Prima il ritrovamento dei documenti all’interno dell’abitazione, poi il recupero del telefono cellulare e una serie di chiamate senza risposta, almeno quindici, forse venti. Infine, l’attivazione della macchina dei soccorsi. Ma l’uomo inizialmente dato per disperso dopo il crollo di una palazzina a Morlupo, nel pomeriggio di domenica 25 gennaio, si è presentato da solo, alle spalle dei soccorritori, quando ormai le ricerche erano in pieno svolgimento.
"Ho sentito uno scricchiolio, poi la camera è venuta giù. Mi trovavo dall’altro lato e non sono precipitato", racconta l’uomo, residente a Roma, che occupava l’appartamento nonostante fosse dichiarato inagibile. L’allarme era scattato intorno alle 16, quando i carabinieri della stazione di Castelnuovo di Porto, insieme alla polizia locale di Morlupo, avevano rinvenuto i suoi documenti tra le macerie. Dopo un controllo nelle banche dati era stata individuata l’utenza telefonica, ma i ripetuti tentativi di contatto non avevano avuto esito.

Le ricerche dell'uomo dopo il crollo a Morlupo
Da lì l’avvio delle operazioni di soccorso, con l’intervento dei vigili del fuoco, del reparto USAR e delle unità cinofile. Le ricerche si sono concentrate tra le macerie dell’edificio, scivolate lungo il costone. Solo intorno alle 19, però, l’uomo si è presentato spontaneamente: era riuscito a mettersi in salvo prima del crollo completo della palazzina.

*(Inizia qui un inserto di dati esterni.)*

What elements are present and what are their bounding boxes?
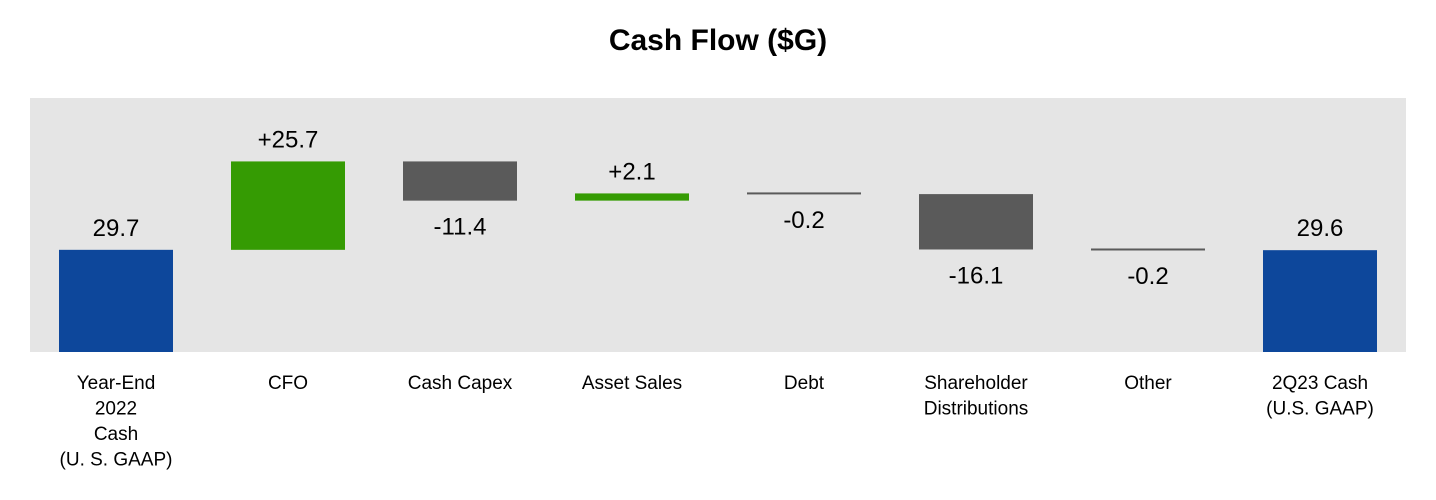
bar-4 [747,192,861,195]
value-label-3: +2.1 [608,158,655,185]
category-label-6: Other [1124,373,1172,394]
bar-5 [919,194,1033,250]
value-label-4: -0.2 [783,207,824,234]
bar-3 [575,193,689,201]
category-label-1: CFO [268,373,308,394]
bar-0 [59,249,173,352]
value-label-1: +25.7 [258,126,319,153]
category-labels-group: Year-End 2022 Cash (U. S. GAAP) CFO Cash Cape… [60,373,1374,471]
category-label-4: Debt [784,373,825,394]
bar-2 [403,161,517,201]
bar-6 [1091,248,1205,251]
category-label-3: Asset Sales [582,373,682,394]
bar-1 [231,161,345,250]
value-labels-group: 29.7 +25.7 -11.4 +2.1 -0.2 -16.1 -0.2 29.6 [93,126,1344,290]
category-label-0: Year-End 2022 Cash (U. S. GAAP) [60,373,173,471]
bars-group [59,161,1377,352]
value-label-7: 29.6 [1297,215,1344,242]
category-label-2: Cash Capex [408,373,513,394]
category-label-5: Shareholder Distributions [924,373,1029,420]
value-label-2: -11.4 [434,214,487,241]
value-label-6: -0.2 [1127,263,1168,290]
chart-title: Cash Flow ($G) [608,24,828,57]
value-label-5: -16.1 [949,262,1004,289]
value-label-0: 29.7 [93,215,140,242]
category-label-7: 2Q23 Cash (U.S. GAAP) [1266,373,1374,420]
bar-7 [1263,250,1377,352]
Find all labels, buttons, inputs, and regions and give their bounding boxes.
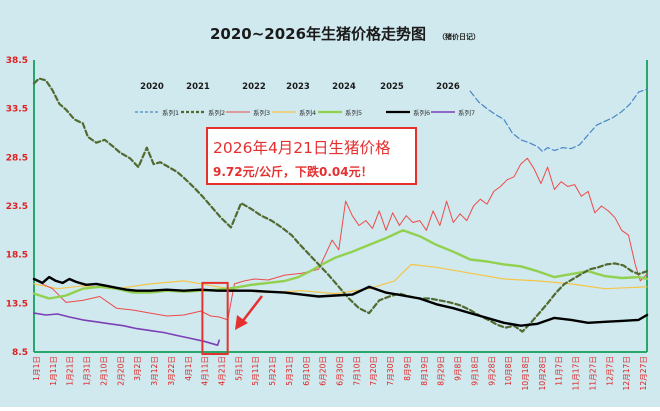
x-tick-label: 5月31日 (285, 356, 294, 386)
annotation-box (206, 127, 417, 185)
annotation-line1: 2026年4月21日生猪价格 (213, 139, 391, 157)
series-line (33, 157, 648, 321)
annotation-arrowhead (235, 315, 248, 330)
x-tick-label: 5月21日 (268, 356, 277, 386)
legend-label: 系列5 (345, 108, 362, 117)
x-tick-label: 7月20日 (369, 356, 378, 386)
y-tick-label: 13.5 (6, 299, 28, 309)
x-tick-label: 3月2日 (133, 356, 142, 381)
x-tick-label: 5月1日 (234, 356, 243, 381)
x-tick-label: 1月1日 (32, 356, 41, 381)
x-tick-label: 6月20日 (319, 356, 328, 386)
y-tick-label: 23.5 (6, 202, 28, 212)
x-tick-label: 10月8日 (504, 356, 513, 386)
legend-label: 系列7 (458, 108, 475, 117)
highlight-box (201, 281, 229, 356)
legend-label: 系列2 (208, 108, 225, 117)
legend-label: 系列1 (162, 108, 179, 117)
x-tick-label: 12月17日 (622, 356, 631, 391)
x-tick-label: 11月17日 (572, 356, 581, 391)
axes (33, 60, 648, 353)
series-line (32, 229, 649, 300)
series-line (33, 263, 648, 295)
x-tick-labels: 1月1日 1月11日 1月21日 1月31日 2月10日 2月20日 3月2日 3月12日 3月… (32, 356, 648, 391)
x-tick-label: 3月12日 (150, 356, 159, 386)
x-tick-label: 8月29日 (437, 356, 446, 386)
x-tick-label: 2月10日 (99, 356, 108, 386)
x-tick-label: 6月30日 (336, 356, 345, 386)
y-tick-label: 18.5 (6, 251, 28, 261)
legend-label: 系列4 (299, 108, 316, 117)
year-label: 2021 (186, 82, 210, 92)
annotation-line2: 9.72元/公斤，下跌0.04元！ (213, 164, 373, 179)
x-tick-label: 7月30日 (386, 356, 395, 386)
annotation: 2026年4月21日生猪价格 9.72元/公斤，下跌0.04元！ (201, 127, 417, 356)
x-tick-label: 1月21日 (66, 356, 75, 386)
chart-subtitle: （猪价日记） (438, 32, 480, 41)
year-label: 2024 (332, 82, 356, 92)
x-tick-label: 2月20日 (116, 356, 125, 386)
legend-label: 系列3 (253, 108, 270, 117)
y-tick-label: 28.5 (6, 153, 28, 163)
x-tick-label: 11月7日 (555, 356, 564, 386)
x-tick-label: 11月27日 (588, 356, 597, 391)
x-tick-label: 9月18日 (470, 356, 479, 386)
annotation-arrow (241, 295, 263, 323)
year-label: 2022 (242, 82, 266, 92)
series-line (469, 88, 648, 153)
y-tick-label: 38.5 (6, 56, 28, 66)
y-tick-label: 8.5 (12, 348, 28, 358)
year-label: 2023 (286, 82, 310, 92)
x-tick-label: 5月11日 (251, 356, 260, 386)
series-line (32, 77, 649, 333)
year-label: 2020 (140, 82, 164, 92)
year-label: 2026 (436, 82, 460, 92)
year-label: 2025 (380, 82, 404, 92)
y-tick-label: 33.5 (6, 105, 28, 115)
legend-label: 系列6 (413, 108, 430, 117)
series-lines (32, 77, 649, 347)
x-tick-label: 8月19日 (420, 356, 429, 386)
year-labels: 2020 2021 2022 2023 2024 2025 2026 (140, 82, 460, 92)
x-tick-label: 4月1日 (184, 356, 193, 381)
legend: 系列1 系列2 系列3 系列4 系列5 系列6 系列7 (135, 108, 475, 117)
x-tick-label: 3月22日 (167, 356, 176, 386)
series-line (33, 312, 220, 347)
chart-title: 2020~2026年生猪价格走势图 (210, 25, 426, 43)
x-tick-label: 1月31日 (83, 356, 92, 386)
x-tick-label: 10月28日 (538, 356, 547, 391)
x-tick-label: 7月10日 (352, 356, 361, 386)
x-tick-label: 1月11日 (49, 356, 58, 386)
x-tick-label: 4月21日 (217, 356, 226, 386)
x-tick-label: 9月28日 (487, 356, 496, 386)
x-tick-label: 12月7日 (605, 356, 614, 386)
x-tick-label: 8月9日 (403, 356, 412, 381)
x-tick-label: 10月18日 (521, 356, 530, 391)
x-tick-label: 4月11日 (201, 356, 210, 386)
x-tick-label: 12月27日 (639, 356, 648, 391)
x-tick-label: 6月10日 (302, 356, 311, 386)
x-tick-label: 9月8日 (454, 356, 463, 381)
series-line (32, 275, 649, 327)
y-tick-labels: 8.5 13.5 18.5 23.5 28.5 33.5 38.5 (6, 56, 28, 358)
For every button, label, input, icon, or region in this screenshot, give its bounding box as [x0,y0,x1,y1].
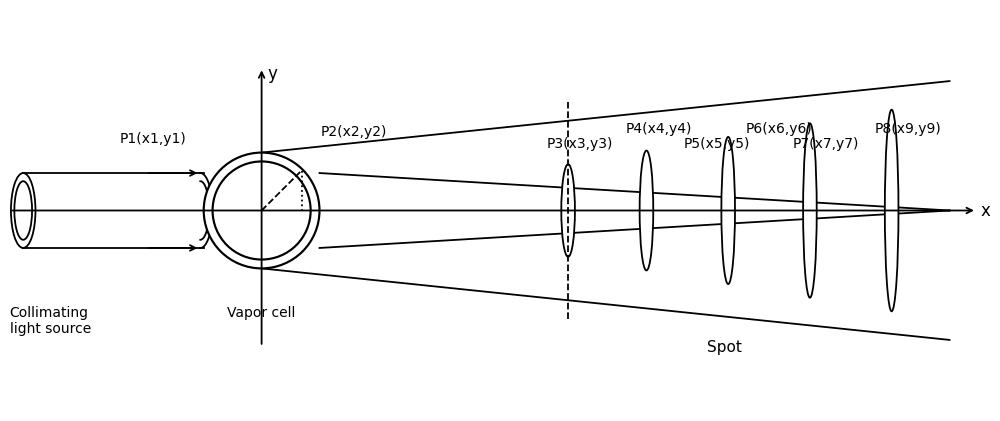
Text: Spot: Spot [707,340,742,355]
Ellipse shape [885,110,898,311]
Text: Collimating
light source: Collimating light source [10,306,91,336]
Text: x: x [980,202,990,219]
Text: P2(x2,y2): P2(x2,y2) [321,125,387,139]
Ellipse shape [11,173,35,248]
Text: y: y [267,65,277,83]
Text: P4(x4,y4): P4(x4,y4) [626,122,692,136]
Text: P5(x5,y5): P5(x5,y5) [684,136,750,151]
Text: P6(x6,y6): P6(x6,y6) [745,122,812,136]
Text: Vapor cell: Vapor cell [227,306,296,320]
Text: P8(x9,y9): P8(x9,y9) [875,122,941,136]
Ellipse shape [213,162,311,259]
Ellipse shape [721,137,735,284]
Ellipse shape [204,152,320,269]
Ellipse shape [640,151,653,270]
Text: P3(x3,y3): P3(x3,y3) [546,136,613,151]
Text: r: r [284,174,291,189]
Text: P1(x1,y1): P1(x1,y1) [119,132,186,146]
Ellipse shape [14,181,32,240]
Text: P7(x7,y7): P7(x7,y7) [793,136,859,151]
Ellipse shape [561,164,575,257]
Ellipse shape [803,123,817,298]
Text: O(0,0): O(0,0) [267,225,311,239]
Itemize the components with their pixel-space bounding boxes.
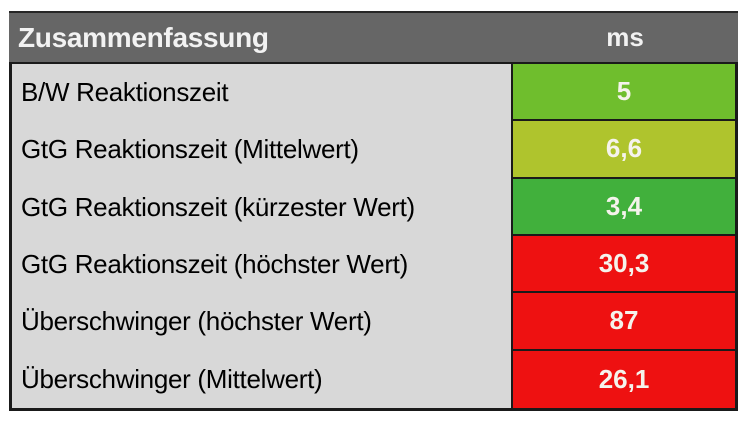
metric-value: 26,1 bbox=[511, 350, 735, 408]
table-header-row: Zusammenfassung ms bbox=[9, 11, 738, 62]
metric-value: 30,3 bbox=[511, 235, 735, 294]
unit-column-header: ms bbox=[606, 22, 644, 52]
table-row: B/W Reaktionszeit 5 bbox=[12, 64, 735, 122]
metric-label: Überschwinger (höchster Wert) bbox=[21, 306, 372, 337]
summary-table: Zusammenfassung ms B/W Reaktionszeit 5 G… bbox=[9, 11, 738, 411]
table-body: B/W Reaktionszeit 5 GtG Reaktionszeit (M… bbox=[9, 62, 738, 411]
metric-value: 5 bbox=[511, 64, 735, 122]
table-row: Überschwinger (höchster Wert) 87 bbox=[12, 293, 735, 351]
table-title: Zusammenfassung bbox=[18, 21, 269, 53]
metric-label: Überschwinger (Mittelwert) bbox=[21, 363, 323, 394]
metric-label: B/W Reaktionszeit bbox=[21, 77, 229, 108]
metric-value: 87 bbox=[511, 293, 735, 351]
metric-label: GtG Reaktionszeit (Mittelwert) bbox=[21, 134, 359, 165]
metric-label: GtG Reaktionszeit (höchster Wert) bbox=[21, 249, 408, 280]
table-row: Überschwinger (Mittelwert) 26,1 bbox=[12, 350, 735, 408]
metric-label: GtG Reaktionszeit (kürzester Wert) bbox=[21, 191, 415, 222]
table-row: GtG Reaktionszeit (kürzester Wert) 3,4 bbox=[12, 178, 735, 236]
table-row: GtG Reaktionszeit (höchster Wert) 30,3 bbox=[12, 235, 735, 294]
metric-value: 6,6 bbox=[511, 121, 735, 179]
table-row: GtG Reaktionszeit (Mittelwert) 6,6 bbox=[12, 121, 735, 179]
metric-value: 3,4 bbox=[511, 178, 735, 236]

Una notizia che ha sollevato il sindaco di Morlupo, Ettore Iacomussi: "La palazzina faceva parte di un complesso nel centro storico. Si tratta di edifici evacuati già da diversi anni per gravi problemi strutturali. L’uomo si trovava all’interno nonostante l’inagibilità. Fortunatamente è riuscito a scappare appena ha sentito il crepitio delle mura".
Nel frattempo, per motivi di sicurezza, sono state evacuate le abitazioni ai civici 9, 11 e 13, dove sono state riscontrate crepe esterne. È stato consentito il rientro fino al civico 7.

La palazzina fra quelle dichiarate inagibili nel 2008
Le abitazioni erano state dichiarate inagibili dopo una scossa di terremoto nel 2008. A ricordarlo è Sonia Lippi, residente evacuata da via dell’Indipendenza, ora in attesa di rientrare: "Sono passati diciotto anni. Avrebbero dovuto realizzare un muro di contenimento per mettere in sicurezza il costone, soggetto a erosione. I lavori non sono mai stati fatti e oggi abbiamo rischiato la tragedia".
Un rischio noto anche all’amministrazione comunale. "Il maltempo di oggi potrebbe aver fatto da detonatore", conclude il sindaco, "agendo su un edificio che presentava criticità strutturali segnalate da tempo".